Haiku breaks out of its cage and goes for a walk in the free air, with a jokebook in its pocket and a painter’s eye. I write these things as part of my creative process. I find that they help clarify the boundary between image and meaning. With these poems, the word is the world, and the senses of sight and hearing become one. Instead of a narrative of meaning, there is only an event. It’s very liberating.

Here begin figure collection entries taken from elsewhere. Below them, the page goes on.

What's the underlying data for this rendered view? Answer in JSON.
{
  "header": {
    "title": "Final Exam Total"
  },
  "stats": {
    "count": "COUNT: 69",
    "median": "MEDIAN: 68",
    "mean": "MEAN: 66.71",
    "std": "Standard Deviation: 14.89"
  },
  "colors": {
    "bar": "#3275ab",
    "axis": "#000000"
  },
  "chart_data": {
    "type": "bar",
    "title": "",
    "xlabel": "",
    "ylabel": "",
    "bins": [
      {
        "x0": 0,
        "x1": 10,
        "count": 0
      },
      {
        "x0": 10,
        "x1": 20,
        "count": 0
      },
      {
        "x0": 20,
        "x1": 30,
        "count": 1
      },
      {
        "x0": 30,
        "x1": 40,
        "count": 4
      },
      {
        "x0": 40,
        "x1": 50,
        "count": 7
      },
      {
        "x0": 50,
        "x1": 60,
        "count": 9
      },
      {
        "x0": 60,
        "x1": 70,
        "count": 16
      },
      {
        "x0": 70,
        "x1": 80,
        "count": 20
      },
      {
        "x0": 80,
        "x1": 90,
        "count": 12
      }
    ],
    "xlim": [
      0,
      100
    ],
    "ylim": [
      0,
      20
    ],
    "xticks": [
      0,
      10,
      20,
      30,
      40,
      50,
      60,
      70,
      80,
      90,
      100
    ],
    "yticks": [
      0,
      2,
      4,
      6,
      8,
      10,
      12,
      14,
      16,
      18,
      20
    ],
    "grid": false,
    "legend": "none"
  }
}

For years I have been fascinated with the relationship between images and words, especially with how humans create artificial languages, use them for a short period of time until they appear natural, then create yet further levels of artiificiality or complexity. I love to watch poems working on the same principle, continually transforming themselves from their openings to their closings, which are also, of course, further openings. For decades, I concentrated my interest in this area into creating lush imagery from the natural world. Around 1990, I started playing with visual poetry, as a means of looking at those images without the clouding screen of meaning which language always insists on throwing into the brew. I have found it liberating, and one means of moving my poetry more deeply into mythical worlds and into understanding trickster work. The pieces in (eye)pokes are just recent little pokes in the eye, little pieces of fun, haikus bent around memory. Letters are used for their shape and often the poems work on the correspondence between visual suggestion and cognitive expectation. With them I have tried to duplicate the moments of their creation. It is that moment I find myself drawn to more and more. Writing is seeing.